Quite an interesting shade of hypocrisy there on Mr. Assange’s remarks.

Warrantless cell phone search gets a green light in California

According to the California Supreme Court, police don’t need a warrant to start digging through your phone’s contents.

[the defendant] had argued that the warrantless search of his phone violated his Fourth Amendment rights, but the trial court said that anything found on his person at the time of arrest was “really fair game in terms of being evidence of a crime.”

The decision was not unanimous, though. “The potential intrusion on informational privacy involved in a police search of a person‟s mobile phone, smartphone or handheld computer is unique among searches of an arrestee’s person and effects,” Justices Kathryn Mickle Werdegar and Carlos Moreno wrote in dissent.

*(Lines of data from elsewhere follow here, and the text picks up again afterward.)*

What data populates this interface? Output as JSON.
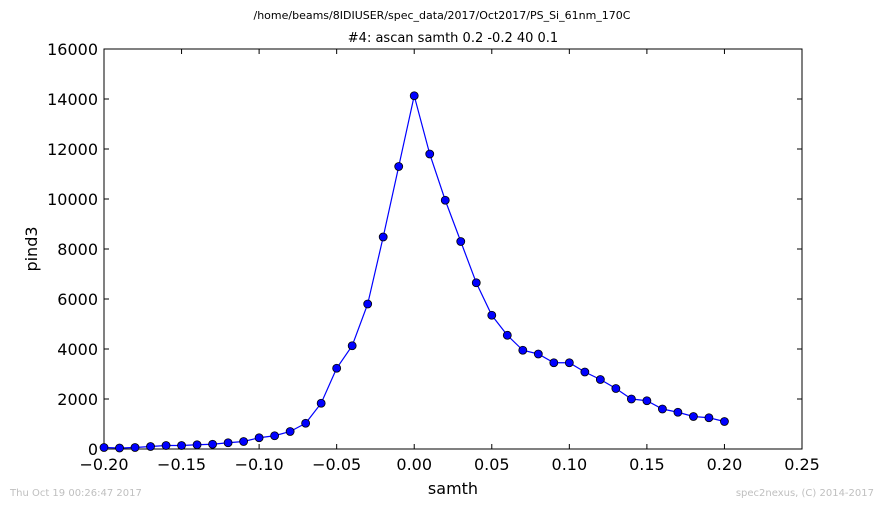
{
  "header": {
    "path": "/home/beams/8IDIUSER/spec_data/2017/Oct2017/PS_Si_61nm_170C"
  },
  "footer": {
    "timestamp": "Thu Oct 19 00:26:47 2017",
    "credit": "spec2nexus, (C) 2014-2017"
  },
  "chart_data": {
    "type": "line",
    "title": "#4: ascan  samth 0.2 -0.2  40 0.1",
    "xlabel": "samth",
    "ylabel": "pind3",
    "xlim": [
      -0.2,
      0.25
    ],
    "ylim": [
      0,
      16000
    ],
    "xticks": [
      "−0.20",
      "−0.15",
      "−0.10",
      "−0.05",
      "0.00",
      "0.05",
      "0.10",
      "0.15",
      "0.20",
      "0.25"
    ],
    "xtick_values": [
      -0.2,
      -0.15,
      -0.1,
      -0.05,
      0.0,
      0.05,
      0.1,
      0.15,
      0.2,
      0.25
    ],
    "yticks": [
      "0",
      "2000",
      "4000",
      "6000",
      "8000",
      "10000",
      "12000",
      "14000",
      "16000"
    ],
    "ytick_values": [
      0,
      2000,
      4000,
      6000,
      8000,
      10000,
      12000,
      14000,
      16000
    ],
    "grid": false,
    "series_color": "#0000ff",
    "marker_color": "#0000ff",
    "marker_edge": "#000000",
    "x": [
      -0.2,
      -0.19,
      -0.18,
      -0.17,
      -0.16,
      -0.15,
      -0.14,
      -0.13,
      -0.12,
      -0.11,
      -0.1,
      -0.09,
      -0.08,
      -0.07,
      -0.06,
      -0.05,
      -0.04,
      -0.03,
      -0.02,
      -0.01,
      0.0,
      0.01,
      0.02,
      0.03,
      0.04,
      0.05,
      0.06,
      0.07,
      0.08,
      0.09,
      0.1,
      0.11,
      0.12,
      0.13,
      0.14,
      0.15,
      0.16,
      0.17,
      0.18,
      0.19,
      0.2
    ],
    "y": [
      60,
      40,
      60,
      100,
      140,
      140,
      170,
      190,
      250,
      300,
      450,
      530,
      700,
      1030,
      1830,
      3230,
      4130,
      5800,
      8480,
      11300,
      14130,
      11800,
      9950,
      8300,
      6650,
      5350,
      4550,
      3950,
      3800,
      3450,
      3450,
      3080,
      2780,
      2420,
      2000,
      1930,
      1600,
      1470,
      1300,
      1250,
      1100
    ]
  }
}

They went on to argue that the court majority’s opinion would allow police “carte blanche, with no showing of exigency, to rummage at leisure through the wealth of personal and business information that can be carried on a mobile phone or handheld computer merely because the device was taken from an arrestee’s person. The majority thus sanctions a highly intrusive and unjustified type of search, one meeting neither the warrant requirement nor the reasonableness requirement of the Fourth Amendment to the United States Constitution.”

I wonder if the police can force you to unlock your password-protected phone, or if that order would constitute the unreasonable part of the search? 

Also, I’m surprised to not hear any argument about the data not actually existing on your person, the same way a piece of hair or a paint chip would.  Sure, the cell phone’s physical case travels in your pocket, but identifying exactly where the incriminating data resides is a bit more tricky.  A text message certainly is stored on the phone itself, but what about emails?  They’re downloaded to the phone, but would most accurately be described as living in the cloud – because they can be accessed from numerous different portals. 

And this is no small point.  Whereas a piece of hair from a murder victim or a fingerpriont does pretty much conclusively show your physical presence at the location, given we can only exist in one place, data does not.  The text message could have been sent from any number of devices, and consumed from afar, even by people other than the defendant.  It seems an extraordinarily shirtsighted decision to treat ephemeral data as if it had a physical presence – and to therefore applies to same rules of physics to it.